Bundestagswahl 2017: Merkel schätzt zu Guttenberg als politischen Gesprächspartner
Demonstranten mit Bannern "Gutti ist der Beste" in Referenz zu Karl-Theodor zu Guttenberg, Berlin, Deutschland, 5. März 2011.
Angela Merkel gab an, dass sie den Austausch mit ihrem früheren Verteidigungsminister Karl-Theodor zu Guttenberg noch immer schätzt. Nach einer Plagiatsaffäre war zu Guttenberg gezwungen seine politischen Ämter niederzulegen. Der Wirtschaftsrat der Union hofft auf die schwarz-gelbe Mehrheit.

Karl Theodor zu Guttenberg ist zurück aus dem amerikanischen Exil und bereit für seine neue politische Zukunft. Sechs Jahre liegt die Plagiatsaffäre nun zurück. Unterstützung erhält er von der Bundeskanzlerin und Horst Seehofer. Die Kurztournee in Bayern, die er Anfang September absolvierte, schien wie ein Probelauf für die Zukunft. 

Angela Merkel gegenüber der Funke Mediengruppe: 

Ich treffe mich mit ihm auch von Zeit zu Zeit, und wir haben immer gute Gespräche.
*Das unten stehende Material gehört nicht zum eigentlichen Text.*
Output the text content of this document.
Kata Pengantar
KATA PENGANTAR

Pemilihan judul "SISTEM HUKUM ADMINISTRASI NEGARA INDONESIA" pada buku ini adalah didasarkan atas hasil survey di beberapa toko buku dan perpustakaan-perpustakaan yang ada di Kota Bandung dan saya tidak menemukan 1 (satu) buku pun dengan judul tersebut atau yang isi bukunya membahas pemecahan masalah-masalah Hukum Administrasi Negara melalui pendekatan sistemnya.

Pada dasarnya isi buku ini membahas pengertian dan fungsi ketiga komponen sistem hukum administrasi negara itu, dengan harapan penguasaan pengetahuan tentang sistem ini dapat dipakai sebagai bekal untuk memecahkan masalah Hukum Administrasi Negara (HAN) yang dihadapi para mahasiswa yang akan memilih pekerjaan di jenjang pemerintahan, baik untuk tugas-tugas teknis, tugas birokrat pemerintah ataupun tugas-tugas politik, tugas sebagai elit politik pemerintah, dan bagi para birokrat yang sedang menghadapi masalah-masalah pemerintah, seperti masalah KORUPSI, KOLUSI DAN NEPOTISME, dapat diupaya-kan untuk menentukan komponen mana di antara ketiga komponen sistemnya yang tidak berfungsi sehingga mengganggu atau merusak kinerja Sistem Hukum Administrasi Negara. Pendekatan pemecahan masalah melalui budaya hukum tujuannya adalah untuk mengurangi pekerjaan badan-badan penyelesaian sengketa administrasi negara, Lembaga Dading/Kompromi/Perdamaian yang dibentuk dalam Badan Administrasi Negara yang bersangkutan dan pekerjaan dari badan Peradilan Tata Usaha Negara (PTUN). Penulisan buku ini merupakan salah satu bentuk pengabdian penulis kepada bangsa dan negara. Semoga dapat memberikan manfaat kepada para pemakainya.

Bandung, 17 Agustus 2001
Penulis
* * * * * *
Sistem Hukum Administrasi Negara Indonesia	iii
Guttenberg war 2011 wegen der Plagiatsaffäre um seine Doktorarbeit von allen
politischen Ämtern zurückgetreten, macht jetzt aber Wahlkampf für die CSU und die Medien spekulieren über seine künftige Rolle auf dem politischen Parkett. Der Vorsitzende Horst Seehofer unterstützt die Rückkehr von zu Guttenbergs, macht aber keine genauen Angaben, wie er sich die Zukunft seines Schützlings vorstellt. Zu seinem Wahlkampf für die CSU sagte Angela Merkel: 

Ich schätze Karl-Theodor zu Guttenberg und finde es gut, dass
er im Wahlkampf auftritt.

Karl-Theodor zu Guttenberg auf einer Wahlkampveranstaltung im fränkischen Kulmbach

Bei einem Wahlsieg der Union am 24. September wünscht sich der Wirtschaftsrat der Union keine große Koalition, sondern ein schwarz-gelbes Bündnis. Der Generalsekretär des Bündnis Wolfgang Steiger: 

Wenn rechnerisch möglich - auch nur knapp - sollte eine schwarz-gelbe Koalition Deutschland am besten für die Zukunft aufstellen können.
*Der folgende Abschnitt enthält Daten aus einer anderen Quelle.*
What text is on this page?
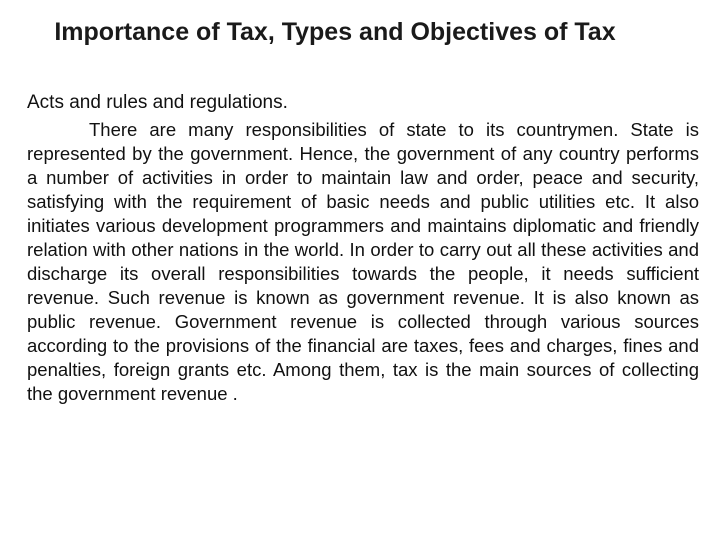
Importance of Tax, Types and Objectives of Tax
Acts and rules and regulations.
There are many responsibilities of state to its countrymen. State is represented by the government. Hence, the government of any country performs a number of activities in order to maintain law and order, peace and security, satisfying with the requirement of basic needs and public utilities etc. It also initiates various development programmers and maintains diplomatic and friendly relation with other nations in the world. In order to carry out all these activities and discharge its overall responsibilities towards the people, it needs sufficient revenue. Such revenue is known as government revenue. It is also known as public revenue. Government revenue is collected through various sources according to the provisions of the financial are taxes, fees and charges, fines and penalties, foreign grants etc. Among them, tax is the main sources of collecting the government revenue .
Umfragen zufolge wird die FDP zwischen 8 bis 10 Prozent der Stimmen gewinnen. Wenn schwarz-gelb keine absolute Mehrheit erreichen können, dann ziehe er eine Jamaika-Koalition aus Union, FDP und Grünen vor. Die Wahlversprechen der SPD bezeichnete er als "veraltet" und "teuer". Aber der Erfolg mit den Grünen zu koalieren hängt von ihrem wirtschaftlichen Denken ab. Sie müssten «endlich ihren Frieden mit dem Industriestandort Deutschland machen». Hierzu gehört auch eine Abkehr von der Forderung, dass Deutschland sich vom Verbrennungsmotor bis 2030 verabschiedet. Die konventionellen Antriebe seien weiterhin notwendig.
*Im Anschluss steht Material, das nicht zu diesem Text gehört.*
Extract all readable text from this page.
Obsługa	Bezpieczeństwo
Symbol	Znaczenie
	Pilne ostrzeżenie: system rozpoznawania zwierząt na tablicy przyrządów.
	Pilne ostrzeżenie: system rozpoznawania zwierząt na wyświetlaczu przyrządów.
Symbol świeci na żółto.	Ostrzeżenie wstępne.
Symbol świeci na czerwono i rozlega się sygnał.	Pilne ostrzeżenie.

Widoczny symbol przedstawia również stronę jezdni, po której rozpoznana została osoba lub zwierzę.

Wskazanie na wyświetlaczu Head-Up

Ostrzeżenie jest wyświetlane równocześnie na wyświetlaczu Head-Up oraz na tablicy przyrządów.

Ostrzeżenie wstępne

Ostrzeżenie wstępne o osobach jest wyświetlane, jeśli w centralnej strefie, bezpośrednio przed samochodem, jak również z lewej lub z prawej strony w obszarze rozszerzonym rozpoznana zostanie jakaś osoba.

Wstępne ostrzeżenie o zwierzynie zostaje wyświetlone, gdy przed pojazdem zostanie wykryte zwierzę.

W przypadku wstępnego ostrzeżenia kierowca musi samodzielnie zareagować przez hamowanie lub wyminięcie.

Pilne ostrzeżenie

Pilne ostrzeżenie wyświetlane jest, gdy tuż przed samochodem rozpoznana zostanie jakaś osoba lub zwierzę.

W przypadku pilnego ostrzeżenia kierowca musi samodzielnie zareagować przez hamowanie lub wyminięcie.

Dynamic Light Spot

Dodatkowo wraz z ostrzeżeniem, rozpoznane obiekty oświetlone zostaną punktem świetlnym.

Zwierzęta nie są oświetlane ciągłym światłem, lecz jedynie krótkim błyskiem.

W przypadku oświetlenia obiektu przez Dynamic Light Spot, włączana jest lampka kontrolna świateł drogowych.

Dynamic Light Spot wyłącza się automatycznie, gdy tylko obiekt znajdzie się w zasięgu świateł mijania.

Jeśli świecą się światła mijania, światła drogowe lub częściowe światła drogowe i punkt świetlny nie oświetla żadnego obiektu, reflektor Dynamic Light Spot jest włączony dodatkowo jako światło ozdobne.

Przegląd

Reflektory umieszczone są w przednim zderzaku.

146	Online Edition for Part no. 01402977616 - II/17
Welche Rolle wird Karl-Theodor zu Guttenberg, auch "KT" genannt, in Zukunft spielen? Die Rolle als CSU Parteichefs ist unwahrscheinlich, aber ein Einsatz im Berliner Kabinett wäre denkbar. Der Spitzenkandidat der CSU Joachim Herrmann sieht in KT keine Gefahr für seine politische Karriere. Die Auftritte zu Guttenbergs seien keine Showeinlage gewesen, sondern mit der CSU abgesprochen.